An der Sitzung der Holzmarktkommission von WaldSchweiz und Holzindustrie Schweiz vom 15. Januar 2020 konnten die Waldbesitzer wie auch die Holzverarbeiter in den meisten Teilen der Schweiz eine Entspannung der Käferholzsituation feststellen. Dennoch gibt es nach wie vor mehr als genug Schadholz und Energieholz, Frischholz wird dagegen wieder nachgefragt.
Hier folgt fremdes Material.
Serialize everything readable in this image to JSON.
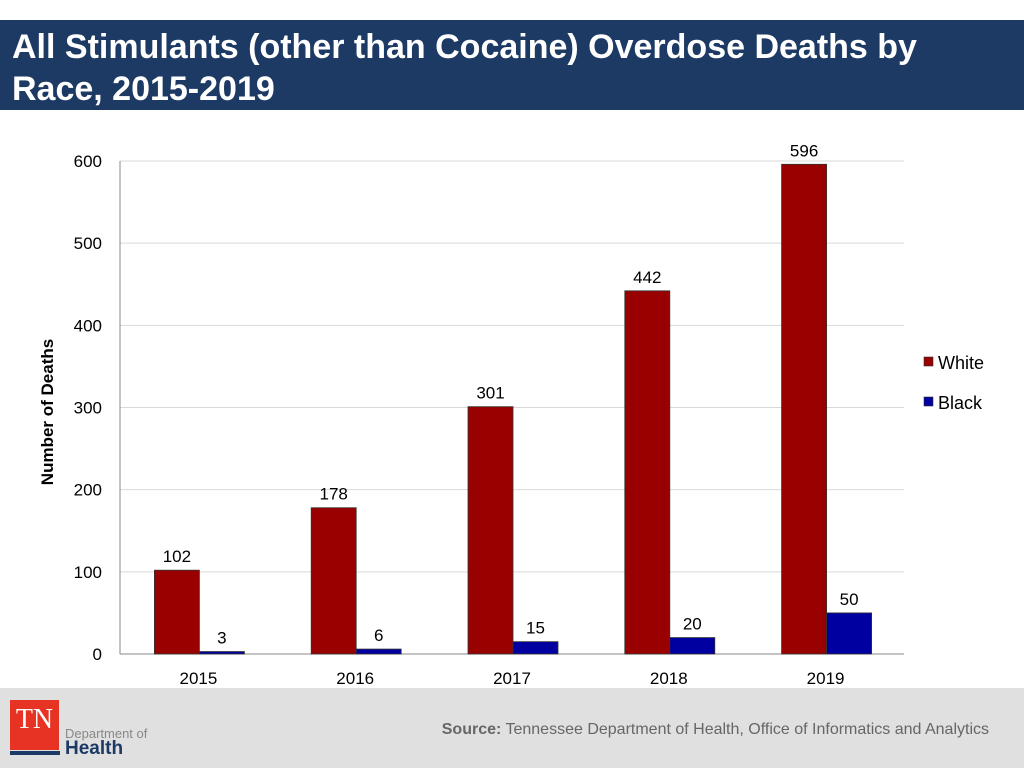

Durch die gute Zusammenarbeit der Wald- und Holzbranche konnten die Schadholzmengen der letzten Monate mehrheitlich abgesetzt und durch die Industrie verarbeitet werden. Viele entsprechende Waldlager konnten abgebaut werden, folglich verkleinern sich die unverkauften Holzmengen kontinuierlich. Lediglich in den durch den Borkenkäfer stark betroffenen Gebieten rund um die Kantone Schaffhausen, Thurgau und Zürich sind die noch vorhandenen Schadholzmengen so groß, dass einzelne Sägereien mit diesen Sortimenten für das ganze Jahr versorgt sind.

Nicht zu unterschätzen ist die Menge an noch stehendem Käferholz, welches aus Forstschutzsicht nicht mehr entfernt werden musste und noch nicht geerntet worden ist.
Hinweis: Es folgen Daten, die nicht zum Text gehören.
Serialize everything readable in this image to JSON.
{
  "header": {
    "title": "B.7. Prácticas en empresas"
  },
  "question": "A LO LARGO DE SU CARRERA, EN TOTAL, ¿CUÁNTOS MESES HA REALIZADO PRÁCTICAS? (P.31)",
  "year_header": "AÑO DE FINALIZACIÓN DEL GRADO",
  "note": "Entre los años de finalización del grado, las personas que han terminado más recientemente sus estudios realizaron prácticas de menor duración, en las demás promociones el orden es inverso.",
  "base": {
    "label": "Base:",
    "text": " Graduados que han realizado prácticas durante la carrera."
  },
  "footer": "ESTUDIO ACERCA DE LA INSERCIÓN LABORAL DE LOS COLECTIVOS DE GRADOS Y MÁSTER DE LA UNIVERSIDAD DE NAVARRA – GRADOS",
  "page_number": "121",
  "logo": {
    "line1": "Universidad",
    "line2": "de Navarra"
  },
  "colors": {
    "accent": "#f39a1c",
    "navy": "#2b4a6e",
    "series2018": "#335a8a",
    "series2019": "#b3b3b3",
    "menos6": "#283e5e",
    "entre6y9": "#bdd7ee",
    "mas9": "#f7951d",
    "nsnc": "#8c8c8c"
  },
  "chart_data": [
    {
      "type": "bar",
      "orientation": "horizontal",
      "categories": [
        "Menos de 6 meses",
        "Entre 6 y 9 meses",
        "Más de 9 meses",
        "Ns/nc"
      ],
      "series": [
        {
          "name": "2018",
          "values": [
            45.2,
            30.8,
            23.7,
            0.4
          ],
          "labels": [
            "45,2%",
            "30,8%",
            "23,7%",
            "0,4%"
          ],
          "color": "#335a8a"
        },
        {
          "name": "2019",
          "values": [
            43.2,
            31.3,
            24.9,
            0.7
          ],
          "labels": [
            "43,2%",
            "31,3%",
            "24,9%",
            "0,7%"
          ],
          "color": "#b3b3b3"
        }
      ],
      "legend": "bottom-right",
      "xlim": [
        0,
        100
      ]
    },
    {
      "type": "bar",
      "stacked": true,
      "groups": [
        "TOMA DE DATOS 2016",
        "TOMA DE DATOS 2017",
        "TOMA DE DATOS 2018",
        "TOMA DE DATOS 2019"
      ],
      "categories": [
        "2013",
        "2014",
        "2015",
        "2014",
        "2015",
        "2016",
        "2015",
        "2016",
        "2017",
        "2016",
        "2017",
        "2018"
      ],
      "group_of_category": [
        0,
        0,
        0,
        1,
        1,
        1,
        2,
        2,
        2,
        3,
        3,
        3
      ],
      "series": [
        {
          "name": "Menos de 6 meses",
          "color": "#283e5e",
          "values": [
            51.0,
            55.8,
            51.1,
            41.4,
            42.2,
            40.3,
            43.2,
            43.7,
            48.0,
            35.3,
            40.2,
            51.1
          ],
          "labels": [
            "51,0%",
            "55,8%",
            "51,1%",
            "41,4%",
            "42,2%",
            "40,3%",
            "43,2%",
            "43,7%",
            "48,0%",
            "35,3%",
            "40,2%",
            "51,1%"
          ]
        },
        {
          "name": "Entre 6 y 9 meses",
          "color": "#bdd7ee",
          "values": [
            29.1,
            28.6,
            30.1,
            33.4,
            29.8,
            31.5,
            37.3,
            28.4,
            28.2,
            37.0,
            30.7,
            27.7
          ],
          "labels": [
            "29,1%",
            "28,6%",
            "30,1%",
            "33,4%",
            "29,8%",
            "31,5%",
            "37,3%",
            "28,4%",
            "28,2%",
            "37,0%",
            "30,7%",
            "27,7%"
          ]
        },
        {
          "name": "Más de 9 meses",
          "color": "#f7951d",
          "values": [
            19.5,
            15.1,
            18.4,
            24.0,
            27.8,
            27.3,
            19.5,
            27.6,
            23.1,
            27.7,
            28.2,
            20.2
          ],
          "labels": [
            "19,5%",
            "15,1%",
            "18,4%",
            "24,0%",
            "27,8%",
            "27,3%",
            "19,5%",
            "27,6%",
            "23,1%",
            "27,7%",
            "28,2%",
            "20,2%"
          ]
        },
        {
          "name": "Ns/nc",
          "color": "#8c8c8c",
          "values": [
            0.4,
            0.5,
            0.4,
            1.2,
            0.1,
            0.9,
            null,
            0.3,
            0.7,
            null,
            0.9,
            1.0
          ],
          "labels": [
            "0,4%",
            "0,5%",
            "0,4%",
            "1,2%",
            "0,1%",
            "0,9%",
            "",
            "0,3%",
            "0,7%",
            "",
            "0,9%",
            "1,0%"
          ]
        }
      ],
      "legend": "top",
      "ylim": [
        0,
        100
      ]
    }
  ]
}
Frischholz für Qualitätsmix

Wie schon im Herbst 2019 sind die Sägereien aktuell mit Holz schlechterer Qualität gut versorgt. Was sie benötigen, sind gewisse Mengen an Frischholz, um den jeweils werkseigenen optimalen Qualitätsmix bei den Sortimenten zu erreichen. Das Frischholzangebot beim Nadelholz ist in weiten Teilen der Schweiz ausreichend, obwohl die Holzindustrie gewisse Versorgungsängste hat.

Schwierigkeiten bei der Versorgung könnten bei frischem Laubholz auftreten. Gegenwärtig sind diese Sortimente in zu geringen Mengen auf dem Markt verfügbar. Möglichkeiten zur Nachfragebefriedigung bietet unter anderem die frühzeitige Aufarbeitung geschwächter oder bereits abgestorbener Bäume, insbesondere von Eschen und Buchen, teils auch Eichen.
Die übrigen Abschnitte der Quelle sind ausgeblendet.